The forest tree species European beech (Fagus sylvatica) is one of the most important deciduous trees in Europe. The adaptation potential of beech to future environmental conditions is critically discussed in view of the predicted climate change (e.g., Ammer et al. 2005; Rennenberg et al. 2004). All climate change scenarios predict a warming for Europe during the next decades (EEA 2008; IPCC 2007). The overall precipitation is expected to change less, at least in the centre of the distribution of beech. However, less precipitation is forecasted for the summer months (EEA 2008; IPCC 2007). Thus, beech is expected to experience increasing drought stress in summer. The consequences of these changes for beech populations are largely unknown (e.g., Geßler et al. 2007).

The identification of candidate genes related to drought stress tolerance and the analysis of the variation within these genes is a first step to better understand the genetic basis for this trait. Single nucleotide polymorphisms (SNPs) are the most frequent type of variation found in DNA (Brookes 1999) and are valuable markers to study genetic variation and the genetic basis for adaptation of tree species (e.g., Gailing et al. 2009; Ingvarsson et al. 2008). We developed a set of 17 SNP markers for beech derived from eight different candidate genes which are putatively involved in drought stress tolerance.

The search for candidate genes was literature based (Seifert et al. 2012). After successful primer design for parts of the candidate genes, 18 different trees from six different populations were sequenced in order to analyse the variation within these genes (as described in Seifert et al. 2012). In order to avoid potential sequencing errors, only variation appearing in at least two different trees was identified as a potential SNP. In total, 17 SNPs in coding and non-coding regions of the genes (Table 1) were selected. Primers were designed according to the SNaPshot® Multiplex Kit (Applied Biosystems) by addition of nonhomologous polynucleotides (poly (dT)) of different lengths (Table 1) allowing the analysis of all SNPs in two multiplex reactions (Table 1). Primers were checked for self-annealing, dimer and hairpin formations using the program Oligo calc: Oligonucleotide Properties Calculator.

Table 1 Characterization of the 17 SNP markers with information about the related genes; forward/reverse: primer direction (important for the interpretation of the peaks)

The SNPs were genotyped in one population in Northern Germany (N52 49.831 E10 18.985) comprising 50 individuals. Total DNA was extracted from leaves using the DNeasy™ 96 Plant Kit (Qiagen, Hilden, Germany). The candidate gene fragments were amplified as described in Seifert et al. (2012). After amplification of the genes, the PCR products were cleaned using 1 unit Exonuclease I (Affymetrix, Santa Clara, USA) and 2.5 units SAP (Shrimp Alkaline Phosphatase; Affymetrix, Santa Clara, USA), 37 °C for one hour and 75 °C for 15 min.

SNaPshot® Multiplex Kit (Applied Biosystems) PCR amplifications were conducted in a 10 μl volume containing 5 μl of cleaned PCR product from the different genes, 5 μl Reaction Mix (SNaPshot® Multiplex Kit (Applied Biosystems)) and 0.2 μM of each primer.
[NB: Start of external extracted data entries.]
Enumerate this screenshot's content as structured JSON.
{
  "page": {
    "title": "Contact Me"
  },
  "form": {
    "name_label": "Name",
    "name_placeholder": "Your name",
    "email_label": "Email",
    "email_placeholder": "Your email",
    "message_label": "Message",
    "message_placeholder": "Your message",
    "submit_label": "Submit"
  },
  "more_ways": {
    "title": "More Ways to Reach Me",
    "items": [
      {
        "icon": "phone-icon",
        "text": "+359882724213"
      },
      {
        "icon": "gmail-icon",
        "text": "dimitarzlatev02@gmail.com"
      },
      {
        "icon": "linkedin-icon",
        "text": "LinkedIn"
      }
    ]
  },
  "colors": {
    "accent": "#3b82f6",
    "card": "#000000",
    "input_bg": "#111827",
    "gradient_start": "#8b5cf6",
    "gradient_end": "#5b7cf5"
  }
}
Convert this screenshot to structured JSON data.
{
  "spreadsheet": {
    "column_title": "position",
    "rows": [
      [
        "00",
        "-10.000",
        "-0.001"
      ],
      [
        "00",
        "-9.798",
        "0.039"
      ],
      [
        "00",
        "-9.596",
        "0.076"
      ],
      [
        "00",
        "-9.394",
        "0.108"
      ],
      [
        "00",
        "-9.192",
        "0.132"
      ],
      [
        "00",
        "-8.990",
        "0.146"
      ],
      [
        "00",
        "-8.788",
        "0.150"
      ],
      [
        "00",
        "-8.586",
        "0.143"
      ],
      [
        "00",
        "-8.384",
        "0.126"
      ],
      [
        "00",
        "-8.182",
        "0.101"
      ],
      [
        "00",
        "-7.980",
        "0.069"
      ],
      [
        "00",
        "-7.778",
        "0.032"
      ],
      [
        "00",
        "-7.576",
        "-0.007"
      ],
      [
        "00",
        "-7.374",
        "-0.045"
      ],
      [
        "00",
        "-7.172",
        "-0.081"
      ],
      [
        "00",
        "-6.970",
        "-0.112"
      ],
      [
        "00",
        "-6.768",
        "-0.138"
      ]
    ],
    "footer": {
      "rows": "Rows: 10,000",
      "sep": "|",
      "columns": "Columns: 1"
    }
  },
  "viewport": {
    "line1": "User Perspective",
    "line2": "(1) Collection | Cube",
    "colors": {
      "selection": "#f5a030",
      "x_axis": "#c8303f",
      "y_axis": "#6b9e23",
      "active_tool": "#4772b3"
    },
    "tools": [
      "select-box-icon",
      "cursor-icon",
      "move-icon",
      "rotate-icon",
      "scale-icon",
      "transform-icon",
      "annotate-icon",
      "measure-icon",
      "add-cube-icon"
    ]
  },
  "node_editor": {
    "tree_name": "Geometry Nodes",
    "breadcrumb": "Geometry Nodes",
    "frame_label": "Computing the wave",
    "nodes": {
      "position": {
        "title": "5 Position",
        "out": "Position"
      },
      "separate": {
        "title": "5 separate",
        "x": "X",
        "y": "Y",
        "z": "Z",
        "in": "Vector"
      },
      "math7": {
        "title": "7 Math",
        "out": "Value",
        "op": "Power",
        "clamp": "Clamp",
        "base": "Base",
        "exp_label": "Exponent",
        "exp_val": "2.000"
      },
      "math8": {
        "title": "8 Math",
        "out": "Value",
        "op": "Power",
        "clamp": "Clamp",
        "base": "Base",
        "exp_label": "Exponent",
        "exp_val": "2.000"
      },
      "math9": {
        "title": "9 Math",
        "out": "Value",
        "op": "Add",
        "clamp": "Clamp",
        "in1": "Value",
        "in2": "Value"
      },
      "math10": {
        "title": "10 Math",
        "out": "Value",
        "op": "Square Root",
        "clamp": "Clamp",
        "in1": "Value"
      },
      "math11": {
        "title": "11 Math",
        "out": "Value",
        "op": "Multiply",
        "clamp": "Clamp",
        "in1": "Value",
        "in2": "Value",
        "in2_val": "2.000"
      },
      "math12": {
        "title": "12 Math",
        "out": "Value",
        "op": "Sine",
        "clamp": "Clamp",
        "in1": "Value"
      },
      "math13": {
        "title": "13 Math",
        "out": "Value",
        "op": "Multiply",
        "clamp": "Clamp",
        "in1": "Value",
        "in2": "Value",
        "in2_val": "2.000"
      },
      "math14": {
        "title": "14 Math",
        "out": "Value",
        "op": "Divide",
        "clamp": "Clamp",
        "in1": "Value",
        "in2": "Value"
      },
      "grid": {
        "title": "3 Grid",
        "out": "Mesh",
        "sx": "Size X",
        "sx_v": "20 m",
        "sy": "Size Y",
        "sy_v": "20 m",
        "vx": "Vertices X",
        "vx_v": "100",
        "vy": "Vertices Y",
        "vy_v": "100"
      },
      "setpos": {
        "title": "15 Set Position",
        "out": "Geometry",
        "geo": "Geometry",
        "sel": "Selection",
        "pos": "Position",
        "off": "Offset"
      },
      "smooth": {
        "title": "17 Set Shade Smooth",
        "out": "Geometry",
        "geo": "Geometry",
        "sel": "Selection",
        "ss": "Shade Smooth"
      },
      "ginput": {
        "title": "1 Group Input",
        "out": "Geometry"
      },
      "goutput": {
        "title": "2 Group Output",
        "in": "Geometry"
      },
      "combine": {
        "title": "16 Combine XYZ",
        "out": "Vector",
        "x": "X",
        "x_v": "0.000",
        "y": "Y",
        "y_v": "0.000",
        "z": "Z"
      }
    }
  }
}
The PCR protocol consisted of 25 cycles of 96 °C for 10 s (denaturation), 50 °C for 5 s (annealing), and 60 °C for 30 s (extension). The PCR products were again cleaned using 1 unit SAP (Affymetrix, Santa Clara, USA). Preparations for the SNP analysis were done according to the protocol. SNP analyses were performed on an ABI PRISM® 3100xl Genetic Analyzer (Applied Biosystems) and scored according to the protocol. No automatic scoring was used.

All SNPs showed bi-allelic polymorphisms. The observed (Ho) and the expected (He) heterozygosities and fixation index (F) were calculated using Arlequin 3.11 (Excoffier et al. 2007) and GenAlEx 6.3 (Peakall and Smouse 2006). Deviation from Hardy–Weinberg equilibrium was tested locuswise using 100,000 steps in Markov chain and 1,000 dememorization steps with Arlequin 3.11 (Excoffier et al. 2007). Linkage disequilibrium was tested using 10,000 dememorization steps, 100 batches and 5,000 iterations per batch with GENEPOP 4.0.11 (Rousset 2008).

For the 17 SNP loci, the observed heterozygosity (Ho) varied from 0.06 to 0.52 with a mean of 0.326, while the expected heterozygosity (He) ranged from 0.059 to 0.505 with a mean of 0.324 (Table 1). No significant deviation from Hardy–Weinberg equilibrium was found. Significant linkage disequilibrium (p < 5 %) was detected for 14 SNP pairs (p < 1 % = seven pairs), six (p < 1 % = one pair) of them between fragments from different genes.

The markers described here are useful genomic tools to investigate drought stress tolerance of F. sylvatica in natural populations or in controlled drought stress experiments.